Giyim reklamı olmasına bakarsak, üstümüzdekini yenileyerek hayatımızın değişmesini beklemek saflıktır. Ancak bunun da ötesinde, reklamla alttan alta bireycilik dayatılıp hayatın değişmesi bireyin yenilenmesine bırakılıyor.

Her gün güneşin doğuşundan gece yarılarına kadar E-5’i kullanan milyonlarcamız bu cümleye maruz kalıyor. Her gün saatlerini yollarda geçiren bizler için hayata küfrettiğimiz, barut fıçısına döndüğümüz anlarda karşımıza çıkıveriyor bu cümle, tam da Cevizlibağ Metrobüs Durağı civarında.

Metrobüslerde çilemizi doldururken, daha işe gitmeden anamızdan emdiğimiz süt burnumuzdan gelmişken, onlarca metrobüs geçmiş ve biz hiçbirine binememişken, bindiğimizde ise ayaklarımızı yerden kesecek kadar sıkışık “konservebüs” misali araçlarla “yolculuğun tadını çıkartırken” karşılayıveriyor bu cümle bizi...

Hiç de Vatan Şaşmaz’ın oynadığı metrobüs reklamındaki gibi, metrobüste kitap okuyan, temiz hava alan ve ulaşımın tadını çıkartan İstanbulluları göremiyoruz hiçbirimiz. Haftanın hangi günü ve saati olursa olsun...

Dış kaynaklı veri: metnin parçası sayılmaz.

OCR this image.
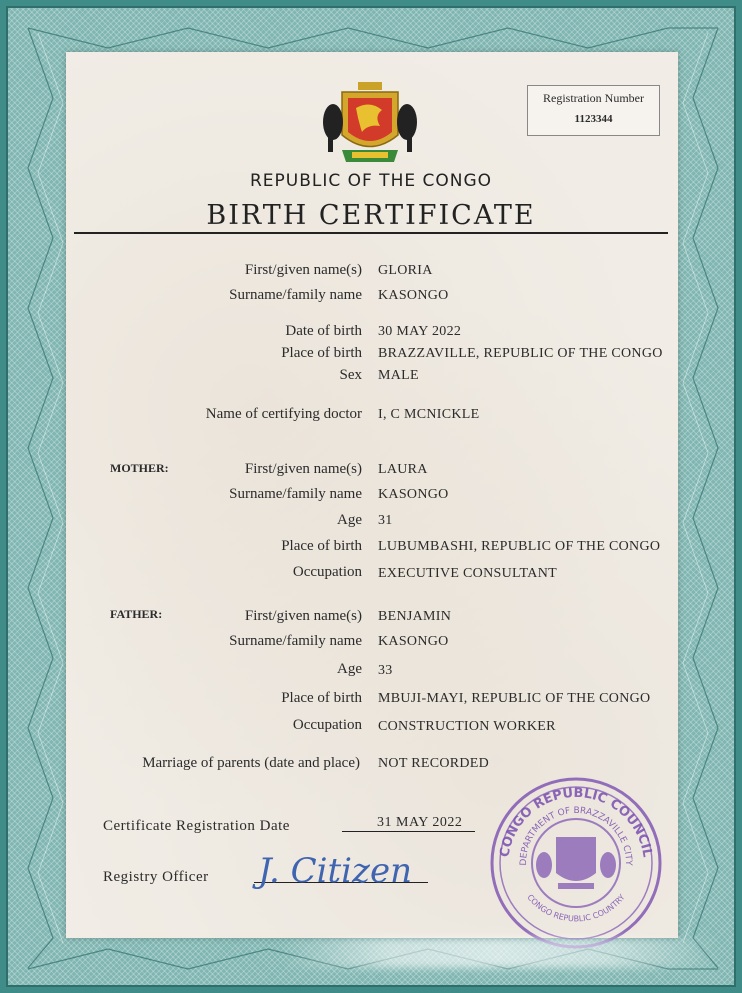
Registration Number
1123344
REPUBLIC OF THE CONGO
BIRTH CERTIFICATE
First/given name(s) GLORIA
Surname/family name KASONGO
Date of birth 30 MAY 2022
Place of birth BRAZZAVILLE, REPUBLIC OF THE CONGO
Sex MALE
Name of certifying doctor I, C MCNICKLE
MOTHER:	First/given name(s) LAURA
Surname/family name KASONGO
Age 31
Place of birth LUBUMBASHI, REPUBLIC OF THE CONGO
Occupation EXECUTIVE CONSULTANT
FATHER:	First/given name(s) BENJAMIN
Surname/family name KASONGO
Age 33
Place of birth MBUJI-MAYI, REPUBLIC OF THE CONGO
Occupation CONSTRUCTION WORKER
Marriage of parents (date and place) NOT RECORDED
Certificate Registration Date	31 MAY 2022
Registry Officer J. Citizen	CONGO REPUBLIC COUNCIL
DEPARTMENT OF BRAZZAVILLE CITY
CONGO REPUBLIC COUNTRY
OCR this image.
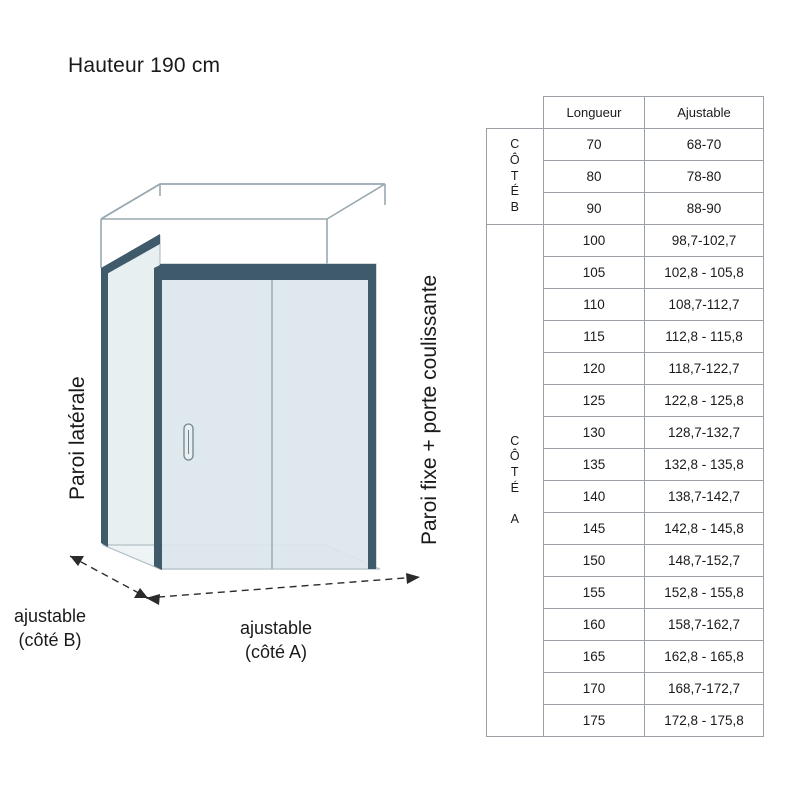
Hauteur 190 cm
Paroi latérale	Paroi fixe + porte coulissante
ajustable
(côté B)
ajustable
(côté A)
	Longueur	Ajustable

C
Ô
T
É
B	70	68-70
	80	78-80
	90	88-90

C
Ô
T
É

A	100	98,7-102,7
	105	102,8 - 105,8
	110	108,7-112,7
	115	112,8 - 115,8
	120	118,7-122,7
	125	122,8 - 125,8
	130	128,7-132,7
	135	132,8 - 135,8
	140	138,7-142,7
	145	142,8 - 145,8
	150	148,7-152,7
	155	152,8 - 155,8
	160	158,7-162,7
	165	162,8 - 165,8
	170	168,7-172,7
	175	172,8 - 175,8
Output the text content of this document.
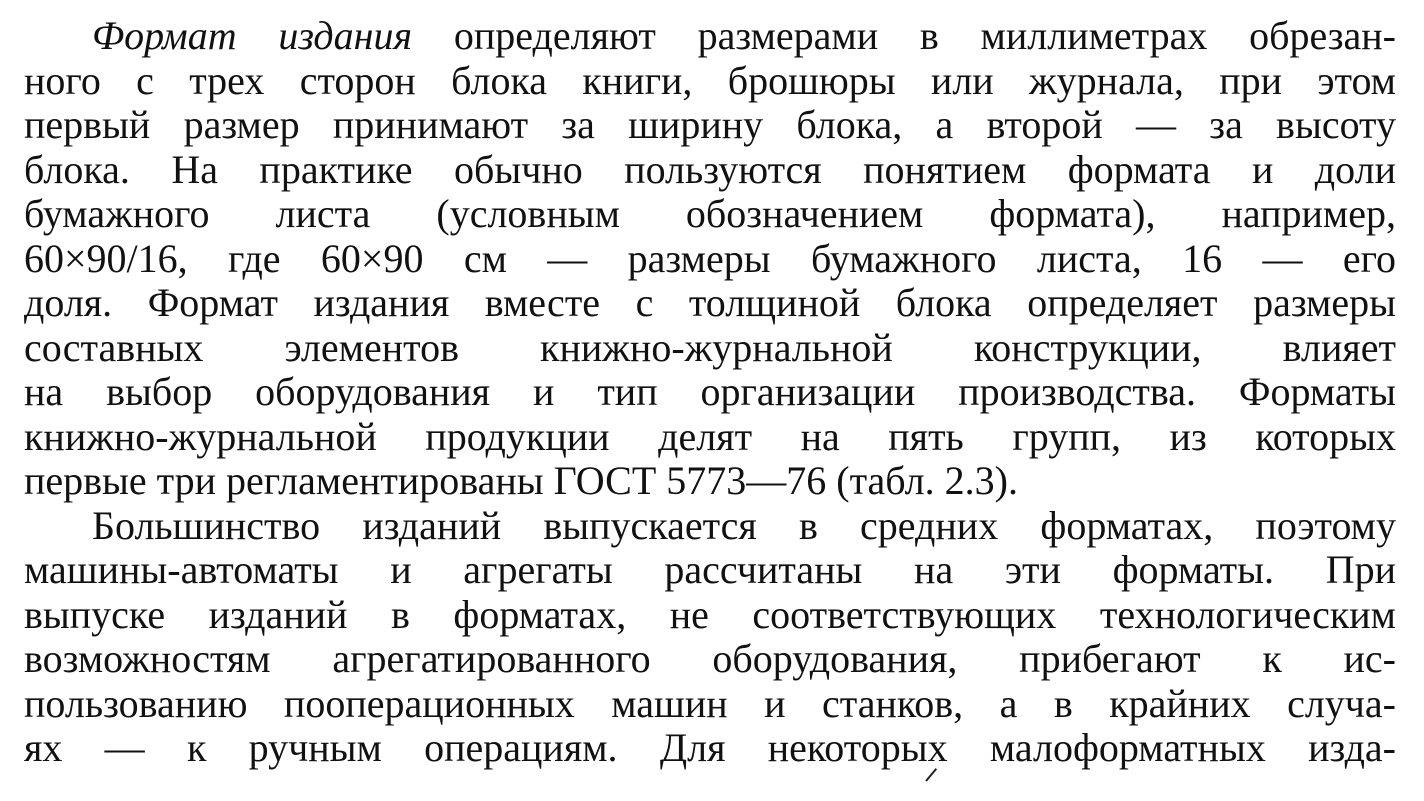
Формат издания определяют размерами в миллиметрах обрезан-
ного с трех сторон блока книги, брошюры или журнала, при этом
первый размер принимают за ширину блока, а второй — за высоту
блока. На практике обычно пользуются понятием формата и доли
бумажного листа (условным обозначением формата), например,
60×90/16, где 60×90 см — размеры бумажного листа, 16 — его
доля. Формат издания вместе с толщиной блока определяет размеры
составных элементов книжно-журнальной конструкции, влияет
на выбор оборудования и тип организации производства. Форматы
книжно-журнальной продукции делят на пять групп, из которых
первые три регламентированы ГОСТ 5773—76 (табл. 2.3).
Большинство изданий выпускается в средних форматах, поэтому
машины-автоматы и агрегаты рассчитаны на эти форматы. При
выпуске изданий в форматах, не соответствующих технологическим
возможностям агрегатированного оборудования, прибегают к ис-
пользованию пооперационных машин и станков, а в крайних случа-
ях — к ручным операциям. Для некоторых малоформатных изда-
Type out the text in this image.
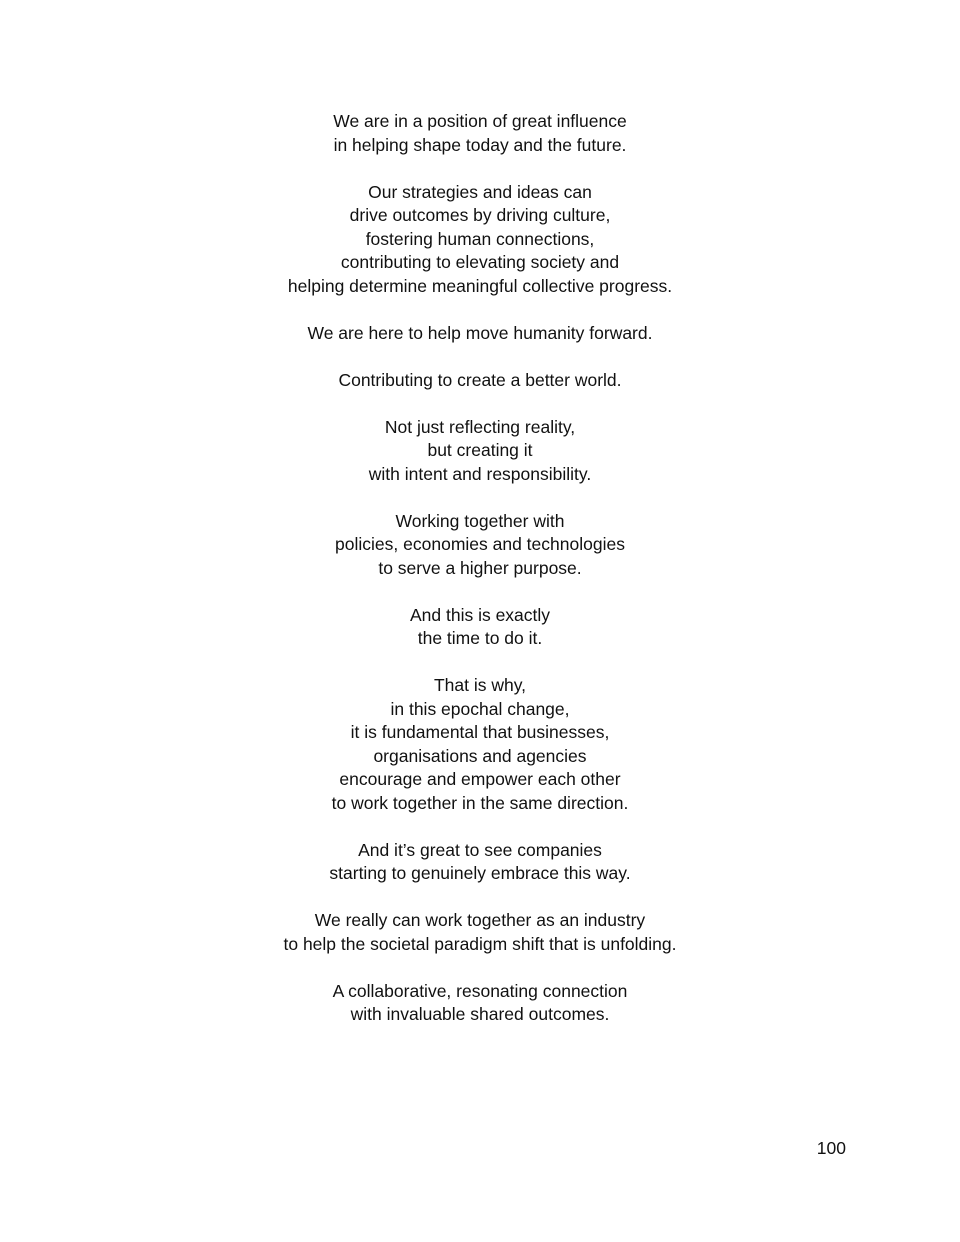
We are in a position of great influence
in helping shape today and the future.
Our strategies and ideas can
drive outcomes by driving culture,
fostering human connections,
contributing to elevating society and
helping determine meaningful collective progress.
We are here to help move humanity forward.
Contributing to create a better world.
Not just reflecting reality,
but creating it
with intent and responsibility.
Working together with
policies, economies and technologies
to serve a higher purpose.
And this is exactly
the time to do it.
That is why,
in this epochal change,
it is fundamental that businesses,
organisations and agencies
encourage and empower each other
to work together in the same direction.
And it’s great to see companies
starting to genuinely embrace this way.
We really can work together as an industry
to help the societal paradigm shift that is unfolding.
A collaborative, resonating connection
with invaluable shared outcomes.
100
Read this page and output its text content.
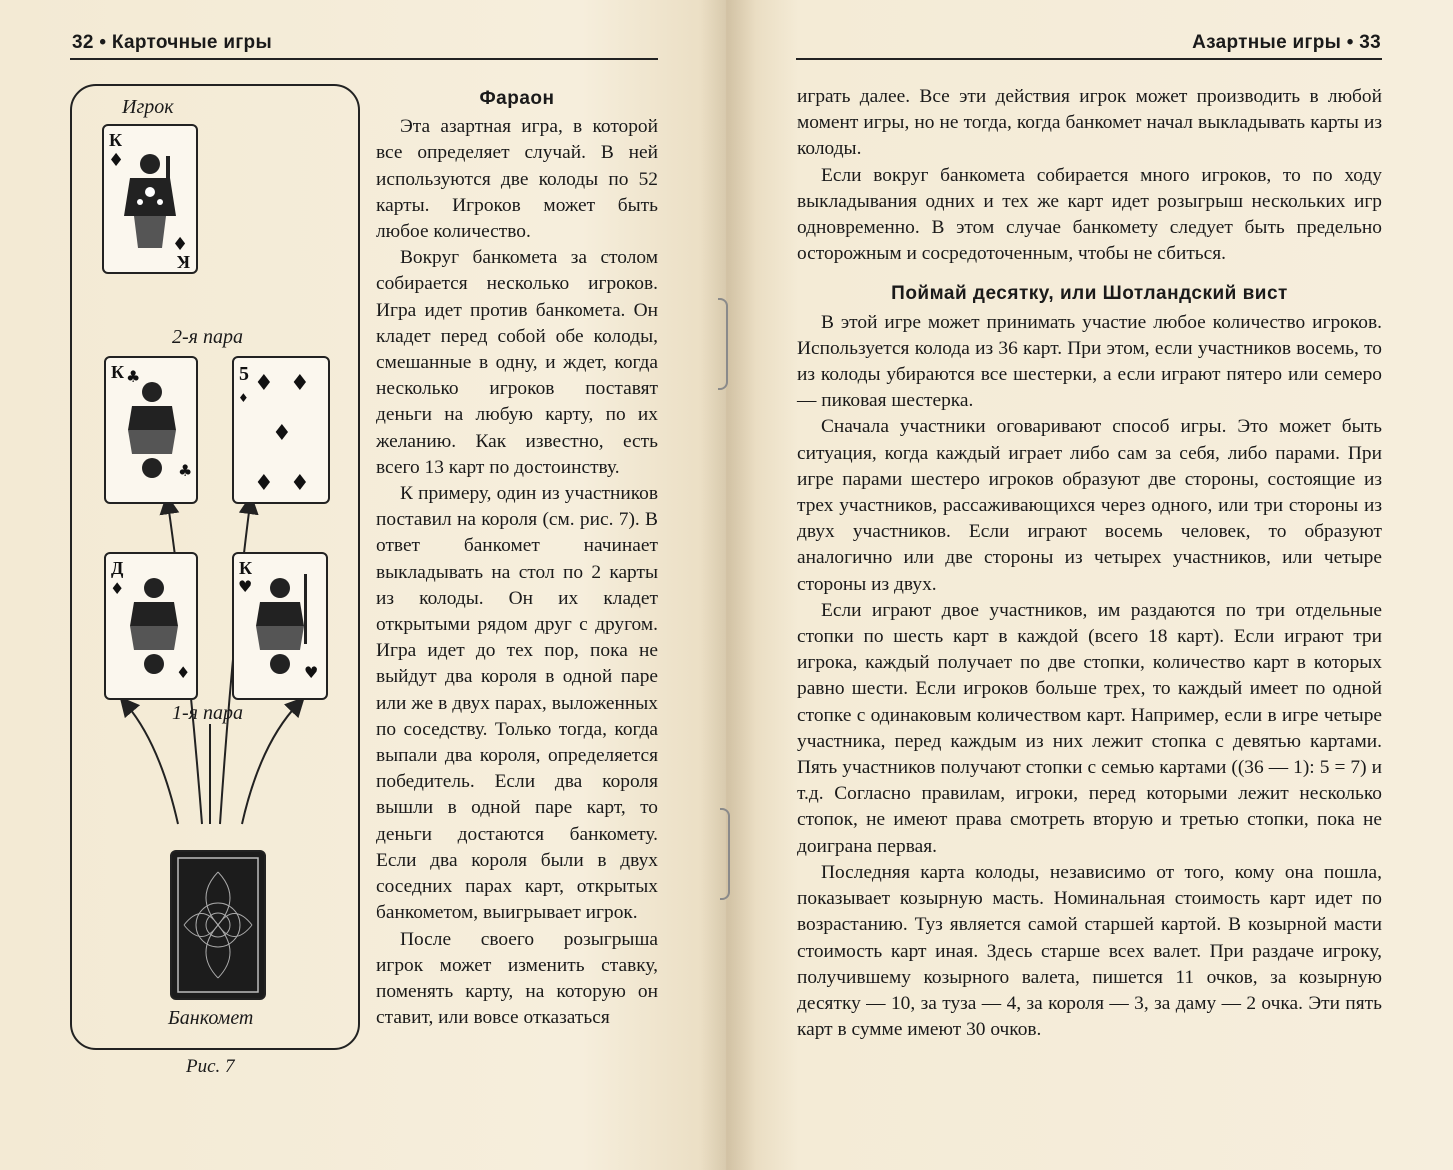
32 • Карточные игры	Азартные игры • 33
Игрок
2-я пара
1-я пара
Банкомет
Рис. 7
К
♦
♦
К
К ♣
♣
5 ♦ ♦
♦
♦ ♦
♦
Д
♦
♦
К
♥
♥
Фараон

Эта азартная игра, в которой все определяет случай. В ней используются две колоды по 52 карты. Игроков может быть любое количество.

Вокруг банкомета за столом собирается несколько игроков. Игра идет против банкомета. Он кладет перед собой обе колоды, смешанные в одну, и ждет, когда несколько игроков поставят деньги на любую карту, по их желанию. Как известно, есть всего 13 карт по достоинству.

К примеру, один из участников поставил на короля (см. рис. 7). В ответ банкомет начинает выкладывать на стол по 2 карты из колоды. Он их кладет открытыми рядом друг с другом. Игра идет до тех пор, пока не выйдут два короля в одной паре или же в двух парах, выложенных по соседству. Только тогда, когда выпали два короля, определяется победитель. Если два короля вышли в одной паре карт, то деньги достаются банкомету. Если два короля были в двух соседних парах карт, открытых банкометом, выигрывает игрок.

После своего розыгрыша игрок может изменить ставку, поменять карту, на которую он ставит, или вовсе отказаться

играть далее. Все эти действия игрок может производить в любой момент игры, но не тогда, когда банкомет начал выкладывать карты из колоды.

Если вокруг банкомета собирается много игроков, то по ходу выкладывания одних и тех же карт идет розыгрыш нескольких игр одновременно. В этом случае банкомету следует быть предельно осторожным и сосредоточенным, чтобы не сбиться.

Поймай десятку, или Шотландский вист

В этой игре может принимать участие любое количество игроков. Используется колода из 36 карт. При этом, если участников восемь, то из колоды убираются все шестерки, а если играют пятеро или семеро — пиковая шестерка.

Сначала участники оговаривают способ игры. Это может быть ситуация, когда каждый играет либо сам за себя, либо парами. При игре парами шестеро игроков образуют две стороны, состоящие из трех участников, рассаживающихся через одного, или три стороны из двух участников. Если играют восемь человек, то образуют аналогично или две стороны из четырех участников, или четыре стороны из двух.

Если играют двое участников, им раздаются по три отдельные стопки по шесть карт в каждой (всего 18 карт). Если играют три игрока, каждый получает по две стопки, количество карт в которых равно шести. Если игроков больше трех, то каждый имеет по одной стопке с одинаковым количеством карт. Например, если в игре четыре участника, перед каждым из них лежит стопка с девятью картами. Пять участников получают стопки с семью картами ((36 — 1): 5 = 7) и т.д. Согласно правилам, игроки, перед которыми лежит несколько стопок, не имеют права смотреть вторую и третью стопки, пока не доиграна первая.

Последняя карта колоды, независимо от того, кому она пошла, показывает козырную масть. Номинальная стоимость карт идет по возрастанию. Туз является самой старшей картой. В козырной масти стоимость карт иная. Здесь старше всех валет. При раздаче игроку, получившему козырного валета, пишется 11 очков, за козырную десятку — 10, за туза — 4, за короля — 3, за даму — 2 очка. Эти пять карт в сумме имеют 30 очков.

Ancak dört bir tarafımız reklamlarla, “süper ya da gross marketlerce, televizyon ya da bilimum diğer yalan bilgisiyle” sarılırken, bizler uyutulup pışpışlanırken, hayatımızın nasıl değişeceğine dair öneride bulunmakta geri durmuyor burjuvazi: “Hayat, sen yenilendikçe değişir!”

Bu kokuşmuş ve çürümeye yüz tutmuş sömürü düzeni bizlerin hayatlarına el koyarken, hayatlarımız patronları zengin etmekle geçerken, bütün gün çalışmamıza rağmen elimize bir hiç geçerken, elimizde avucumuzda ne varsa burjuvazi hepsini alırken, dünyanın dört bir yanında savaş çığırtkanlığı yapılırken, emperyalistlerin planları ile açlığın, yoksulluğun ve savaşların faturası bizlere kesilirken, “Hayat, sen yenilendikçe değişir!” masalına inanmamız isteniyor.

Her gün hayatlarımız söndürülürken, işçi kardeşlerimiz inşaatta ya da çadırda yanarak ölürken, tersanelerde kum çuvalı yerine konulup iş cinayetine mahkum edilirken, hayatlarımızın burjuvazi için hiçbir değeri yokken, hayatlarımız ücretli kölelikten ibaretken, eşimize ve çocuğumuza insanca davranamaz, insanca bir hayat vaadedemezken, gözlerimizin içine sokuluyor bu cümle...

Düzen insanları yalnızlaştırıp tekleştirirken, bencilleştirip düşmanlaştırırken, birilerinin hayatı değişirken birilerininkinin daha da berbatlaştığı açıkken, “ben” ve “sen” dedikçe bencilleşilen bir hayatta, özel mülkiyete dayalı ilişkilerle hiçbir yere varamayacağımız açıkken, “BİZ” demenin vakti gelmiştir.

Herhangi birimizin hayatının değişmesinin koşulu hiç de herhangi birimizin yenilenmesi değildir aslında. Değişen tek şey olsa olsa bu çarkın dişlileridir. Yoksa çark işlemektedir. Hem de bizlerin kanıyla yağlanarak…

Bizlerin hayatlarına ipotek koyan bu sistem değişmedikçe, sistem ortadan kalkmadıkça hayatlarımızın değişmeyeceği açık değil mi?

Susup kendimizi yenilemeye çalışmakla bir arpa boyu yol alamadığımız açık değil mi?

Bakın etrafımıza, hayatımıza dair ne değişmişse, pratikte ”BİZ” diyerek hareket ettiğimizde, “BİZ” diyerek başkaldırdığımızda olmamış mı?

O halde, söylemekte sakınca yok: Hayat, biz başkaldırdıkça değişir!